I. – La section II du chapitre IV du titre premier de la première partie du livre premier du code général des impôts est complétée par un L ainsi rédigé :
« L – Crédit d’impôt à la transformation des entreprises
« Art. 244 quater Z. – I. – Les entreprises soumises à l’impôt sur les sociétés ou à l’impôt sur le revenu selon un régime réel peuvent bénéficier d’un crédit d’impôt égal à 10 % des dépenses engagées destinées à améliorer leur impact écologique et social.
« II. – L’octroi du crédit d’impôt mentionné au I du présent article est conditionné à la publication en transparence d’indicateurs de performance extra-financière ainsi qu’à la présentation d’un plan de repositionnement stratégique global de l’entreprise visant à améliorer son impact écologique et social.
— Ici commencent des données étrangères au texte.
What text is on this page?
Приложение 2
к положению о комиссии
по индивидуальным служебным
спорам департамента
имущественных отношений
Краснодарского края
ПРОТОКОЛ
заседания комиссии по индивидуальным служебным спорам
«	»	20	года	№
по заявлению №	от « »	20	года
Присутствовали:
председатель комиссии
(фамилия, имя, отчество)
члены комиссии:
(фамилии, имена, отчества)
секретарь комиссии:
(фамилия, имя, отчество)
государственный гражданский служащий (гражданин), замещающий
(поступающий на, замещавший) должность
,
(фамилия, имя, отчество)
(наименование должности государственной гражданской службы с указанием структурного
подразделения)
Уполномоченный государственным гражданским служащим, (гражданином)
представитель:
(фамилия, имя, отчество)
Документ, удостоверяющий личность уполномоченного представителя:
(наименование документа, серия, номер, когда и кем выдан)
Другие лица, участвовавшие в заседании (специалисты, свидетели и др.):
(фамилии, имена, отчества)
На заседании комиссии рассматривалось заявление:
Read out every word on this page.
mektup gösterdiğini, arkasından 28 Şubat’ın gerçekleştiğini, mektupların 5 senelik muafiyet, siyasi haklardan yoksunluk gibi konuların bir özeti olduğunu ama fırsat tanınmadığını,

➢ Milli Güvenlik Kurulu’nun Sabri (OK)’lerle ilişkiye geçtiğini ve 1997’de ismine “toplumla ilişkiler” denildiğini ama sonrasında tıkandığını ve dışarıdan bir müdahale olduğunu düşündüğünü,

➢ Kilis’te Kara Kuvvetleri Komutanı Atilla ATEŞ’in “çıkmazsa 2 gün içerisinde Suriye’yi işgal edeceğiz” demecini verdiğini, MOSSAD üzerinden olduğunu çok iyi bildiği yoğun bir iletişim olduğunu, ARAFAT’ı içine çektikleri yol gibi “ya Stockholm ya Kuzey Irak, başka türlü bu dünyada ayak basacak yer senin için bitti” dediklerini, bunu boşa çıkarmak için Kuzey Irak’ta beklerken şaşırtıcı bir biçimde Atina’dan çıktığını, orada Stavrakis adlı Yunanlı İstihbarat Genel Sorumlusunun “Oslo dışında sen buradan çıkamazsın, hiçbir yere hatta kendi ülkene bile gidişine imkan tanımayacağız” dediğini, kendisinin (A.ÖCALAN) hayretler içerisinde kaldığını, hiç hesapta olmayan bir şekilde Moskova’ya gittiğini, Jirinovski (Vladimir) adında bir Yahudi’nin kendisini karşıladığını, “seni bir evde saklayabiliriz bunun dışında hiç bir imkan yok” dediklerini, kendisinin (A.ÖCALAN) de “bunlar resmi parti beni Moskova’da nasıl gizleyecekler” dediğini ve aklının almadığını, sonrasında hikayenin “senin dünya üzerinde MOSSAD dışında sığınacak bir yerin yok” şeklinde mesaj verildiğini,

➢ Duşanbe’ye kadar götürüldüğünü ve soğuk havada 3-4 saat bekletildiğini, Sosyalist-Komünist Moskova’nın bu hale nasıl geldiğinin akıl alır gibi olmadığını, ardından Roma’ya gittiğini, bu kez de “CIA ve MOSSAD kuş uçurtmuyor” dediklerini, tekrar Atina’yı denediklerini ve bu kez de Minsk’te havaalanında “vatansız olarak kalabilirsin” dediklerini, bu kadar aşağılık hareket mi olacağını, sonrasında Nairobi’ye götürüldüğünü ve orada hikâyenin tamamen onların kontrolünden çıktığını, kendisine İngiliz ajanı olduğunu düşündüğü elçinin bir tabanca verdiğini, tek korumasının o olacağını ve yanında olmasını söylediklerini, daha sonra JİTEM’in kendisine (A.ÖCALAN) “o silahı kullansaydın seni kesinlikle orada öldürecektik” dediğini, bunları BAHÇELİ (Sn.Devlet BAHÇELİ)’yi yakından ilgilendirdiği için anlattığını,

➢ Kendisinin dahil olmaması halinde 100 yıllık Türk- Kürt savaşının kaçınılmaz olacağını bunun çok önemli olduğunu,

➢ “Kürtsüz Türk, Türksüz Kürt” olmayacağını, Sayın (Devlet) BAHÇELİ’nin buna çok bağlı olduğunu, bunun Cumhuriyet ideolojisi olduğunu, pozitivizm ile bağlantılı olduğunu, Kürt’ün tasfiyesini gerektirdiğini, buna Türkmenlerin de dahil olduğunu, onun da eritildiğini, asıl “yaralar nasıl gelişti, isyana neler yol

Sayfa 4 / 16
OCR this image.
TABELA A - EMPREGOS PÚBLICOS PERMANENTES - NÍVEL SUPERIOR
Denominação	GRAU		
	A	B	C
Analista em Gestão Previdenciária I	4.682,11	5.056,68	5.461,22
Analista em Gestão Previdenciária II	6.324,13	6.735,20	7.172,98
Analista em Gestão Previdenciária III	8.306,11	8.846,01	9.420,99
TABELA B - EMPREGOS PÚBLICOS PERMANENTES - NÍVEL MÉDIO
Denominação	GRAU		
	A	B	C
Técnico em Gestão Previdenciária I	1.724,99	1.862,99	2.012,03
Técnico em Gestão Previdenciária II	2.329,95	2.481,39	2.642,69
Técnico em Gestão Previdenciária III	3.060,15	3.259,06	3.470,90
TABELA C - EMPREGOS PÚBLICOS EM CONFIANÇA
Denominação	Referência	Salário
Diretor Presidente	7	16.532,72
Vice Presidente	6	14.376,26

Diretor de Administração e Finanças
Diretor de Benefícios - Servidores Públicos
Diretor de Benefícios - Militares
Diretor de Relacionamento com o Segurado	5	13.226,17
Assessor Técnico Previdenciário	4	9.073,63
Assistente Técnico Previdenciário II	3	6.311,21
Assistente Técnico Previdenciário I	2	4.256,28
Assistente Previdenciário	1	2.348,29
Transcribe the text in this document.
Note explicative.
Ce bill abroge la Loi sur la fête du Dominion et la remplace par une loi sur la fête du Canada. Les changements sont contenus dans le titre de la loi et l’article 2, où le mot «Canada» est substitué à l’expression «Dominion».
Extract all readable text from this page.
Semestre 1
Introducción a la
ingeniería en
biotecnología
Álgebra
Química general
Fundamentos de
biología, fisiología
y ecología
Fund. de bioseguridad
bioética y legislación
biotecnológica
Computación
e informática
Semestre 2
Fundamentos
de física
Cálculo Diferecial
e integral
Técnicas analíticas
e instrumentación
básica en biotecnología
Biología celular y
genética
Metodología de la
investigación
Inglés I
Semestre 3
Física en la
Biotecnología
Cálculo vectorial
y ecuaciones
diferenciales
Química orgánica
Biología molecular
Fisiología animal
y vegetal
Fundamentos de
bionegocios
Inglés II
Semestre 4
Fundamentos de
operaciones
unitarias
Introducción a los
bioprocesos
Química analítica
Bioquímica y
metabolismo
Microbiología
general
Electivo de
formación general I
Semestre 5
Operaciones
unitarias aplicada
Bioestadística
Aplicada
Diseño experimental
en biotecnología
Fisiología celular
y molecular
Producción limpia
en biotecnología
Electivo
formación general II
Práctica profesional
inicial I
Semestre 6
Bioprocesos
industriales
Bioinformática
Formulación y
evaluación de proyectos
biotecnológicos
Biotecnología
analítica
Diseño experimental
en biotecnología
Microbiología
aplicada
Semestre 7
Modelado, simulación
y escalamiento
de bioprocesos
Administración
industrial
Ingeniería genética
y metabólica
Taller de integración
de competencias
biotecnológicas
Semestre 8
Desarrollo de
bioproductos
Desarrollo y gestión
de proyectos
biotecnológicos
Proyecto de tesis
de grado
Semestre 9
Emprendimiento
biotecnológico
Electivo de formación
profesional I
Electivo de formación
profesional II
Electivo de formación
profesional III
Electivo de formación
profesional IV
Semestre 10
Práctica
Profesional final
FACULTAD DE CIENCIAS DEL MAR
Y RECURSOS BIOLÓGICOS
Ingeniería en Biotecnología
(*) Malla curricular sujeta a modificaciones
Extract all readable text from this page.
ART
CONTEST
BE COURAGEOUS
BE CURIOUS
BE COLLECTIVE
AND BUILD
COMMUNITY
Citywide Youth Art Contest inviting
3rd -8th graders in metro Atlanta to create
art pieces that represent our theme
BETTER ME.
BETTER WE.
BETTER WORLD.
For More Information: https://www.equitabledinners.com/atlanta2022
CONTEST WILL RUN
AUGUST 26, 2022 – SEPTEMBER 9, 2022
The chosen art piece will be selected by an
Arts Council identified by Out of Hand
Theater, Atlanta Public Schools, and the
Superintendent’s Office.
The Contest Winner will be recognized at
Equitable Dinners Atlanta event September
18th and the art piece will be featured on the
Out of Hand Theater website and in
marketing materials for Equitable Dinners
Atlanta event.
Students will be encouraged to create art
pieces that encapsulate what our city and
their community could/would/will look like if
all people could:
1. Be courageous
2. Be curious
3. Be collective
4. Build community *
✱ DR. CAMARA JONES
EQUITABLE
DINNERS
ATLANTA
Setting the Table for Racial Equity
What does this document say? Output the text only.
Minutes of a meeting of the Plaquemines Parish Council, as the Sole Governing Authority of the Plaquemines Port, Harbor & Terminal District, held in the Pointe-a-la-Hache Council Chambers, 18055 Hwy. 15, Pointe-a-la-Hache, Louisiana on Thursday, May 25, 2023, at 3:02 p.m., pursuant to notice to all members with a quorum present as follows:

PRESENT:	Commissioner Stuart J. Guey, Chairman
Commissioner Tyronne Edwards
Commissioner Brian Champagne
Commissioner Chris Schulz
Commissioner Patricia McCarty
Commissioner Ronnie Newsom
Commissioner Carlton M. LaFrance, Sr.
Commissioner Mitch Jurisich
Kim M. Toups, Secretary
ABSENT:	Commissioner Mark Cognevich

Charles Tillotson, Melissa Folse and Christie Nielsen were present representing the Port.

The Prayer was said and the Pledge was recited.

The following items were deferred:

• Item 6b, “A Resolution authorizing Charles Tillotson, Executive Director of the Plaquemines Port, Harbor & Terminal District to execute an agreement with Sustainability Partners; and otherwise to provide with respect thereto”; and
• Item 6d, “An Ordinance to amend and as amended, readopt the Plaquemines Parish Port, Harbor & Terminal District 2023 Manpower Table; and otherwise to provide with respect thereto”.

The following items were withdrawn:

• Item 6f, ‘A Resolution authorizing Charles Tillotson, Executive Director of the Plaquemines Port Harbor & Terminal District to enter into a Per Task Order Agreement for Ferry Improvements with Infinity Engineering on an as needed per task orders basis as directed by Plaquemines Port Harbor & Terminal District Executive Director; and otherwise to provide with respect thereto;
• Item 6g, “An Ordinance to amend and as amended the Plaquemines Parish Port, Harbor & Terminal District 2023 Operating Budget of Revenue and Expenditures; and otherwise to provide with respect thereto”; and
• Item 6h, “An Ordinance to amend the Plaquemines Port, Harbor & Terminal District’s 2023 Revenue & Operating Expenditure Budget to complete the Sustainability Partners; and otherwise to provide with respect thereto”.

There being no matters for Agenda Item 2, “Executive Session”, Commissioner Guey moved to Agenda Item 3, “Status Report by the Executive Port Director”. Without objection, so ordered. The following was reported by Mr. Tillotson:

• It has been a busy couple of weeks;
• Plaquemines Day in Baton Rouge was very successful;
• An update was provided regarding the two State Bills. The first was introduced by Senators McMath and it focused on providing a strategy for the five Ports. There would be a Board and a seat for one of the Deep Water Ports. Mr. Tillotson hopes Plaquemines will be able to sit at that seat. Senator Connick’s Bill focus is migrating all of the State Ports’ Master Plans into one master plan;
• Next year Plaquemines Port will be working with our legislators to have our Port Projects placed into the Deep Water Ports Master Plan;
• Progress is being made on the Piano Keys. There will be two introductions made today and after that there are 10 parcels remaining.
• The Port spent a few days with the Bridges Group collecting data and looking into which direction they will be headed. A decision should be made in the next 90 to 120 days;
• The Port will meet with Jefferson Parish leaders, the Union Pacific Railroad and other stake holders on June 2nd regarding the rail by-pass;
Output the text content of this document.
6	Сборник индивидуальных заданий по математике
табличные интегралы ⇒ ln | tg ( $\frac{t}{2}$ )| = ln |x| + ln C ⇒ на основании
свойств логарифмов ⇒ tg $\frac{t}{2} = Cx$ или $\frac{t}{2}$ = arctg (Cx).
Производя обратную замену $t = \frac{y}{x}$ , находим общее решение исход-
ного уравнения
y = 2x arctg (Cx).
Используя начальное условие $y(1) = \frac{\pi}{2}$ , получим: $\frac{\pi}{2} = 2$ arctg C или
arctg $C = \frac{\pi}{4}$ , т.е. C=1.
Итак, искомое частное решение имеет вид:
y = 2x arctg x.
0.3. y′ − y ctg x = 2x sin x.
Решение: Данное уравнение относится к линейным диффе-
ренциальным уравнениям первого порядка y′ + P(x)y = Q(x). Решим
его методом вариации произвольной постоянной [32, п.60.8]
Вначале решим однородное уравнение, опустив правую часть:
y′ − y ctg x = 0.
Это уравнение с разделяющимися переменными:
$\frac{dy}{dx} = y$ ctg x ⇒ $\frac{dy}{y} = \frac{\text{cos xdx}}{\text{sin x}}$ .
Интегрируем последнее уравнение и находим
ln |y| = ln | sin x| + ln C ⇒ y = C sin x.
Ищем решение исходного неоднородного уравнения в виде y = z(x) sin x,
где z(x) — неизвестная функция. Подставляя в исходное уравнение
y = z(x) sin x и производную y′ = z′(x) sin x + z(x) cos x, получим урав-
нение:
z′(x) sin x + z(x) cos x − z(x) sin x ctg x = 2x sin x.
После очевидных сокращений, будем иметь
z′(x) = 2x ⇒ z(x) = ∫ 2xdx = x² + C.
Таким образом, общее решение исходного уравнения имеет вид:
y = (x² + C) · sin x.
« III. – Un décret précise les catégories d’équipements et de prestations éligibles et les modalités d’application du présent article.
« IV. – Un décret précise l’ensemble des indicateurs de performance extra-financière et les critères de mise en place du plan de repositionnement stratégique de l’entreprise. »
II. – La perte de recettes résultant pour l’État du I est compensée, à due concurrence, par la création d’une taxe additionnelle aux droits prévus aux articles 575 et 575 A du code général des impôts. »
III. – Le I n’est applicable qu’aux sommes venant en déduction de l’impôt dû.
I. – L’article L. 3332‑17‑1 du code du travail est complété par un VI ainsi rédigé :
« VI. – À l’instar du statut « jeune entreprise innovante », les entreprises agréées « entreprise solidaire d’utilité sociale » bénéficient, lors des cinq premières années suivant l’obtention de l’agrément, un dispositif fiscal visant à encourager l’innovation sociale. Ce dispositif comprend une exonération des cotisations patronales et une exonération de l’impôt sur les sociétés. Les entreprises ainsi aidées se voient qualifiées de jeunes entreprises à impact ».
II. – La perte de recettes pour l’État est compensée à due concurrence par la création d’une taxe additionnelle aux droits mentionnés aux articles 575 et 575 A du code général des impôts.
III. – La perte de recettes pour les organismes de sécurité sociale est compensée à due concurrence par la majoration des droits mentionnés aux articles 575 et 575 A du code général des impôts.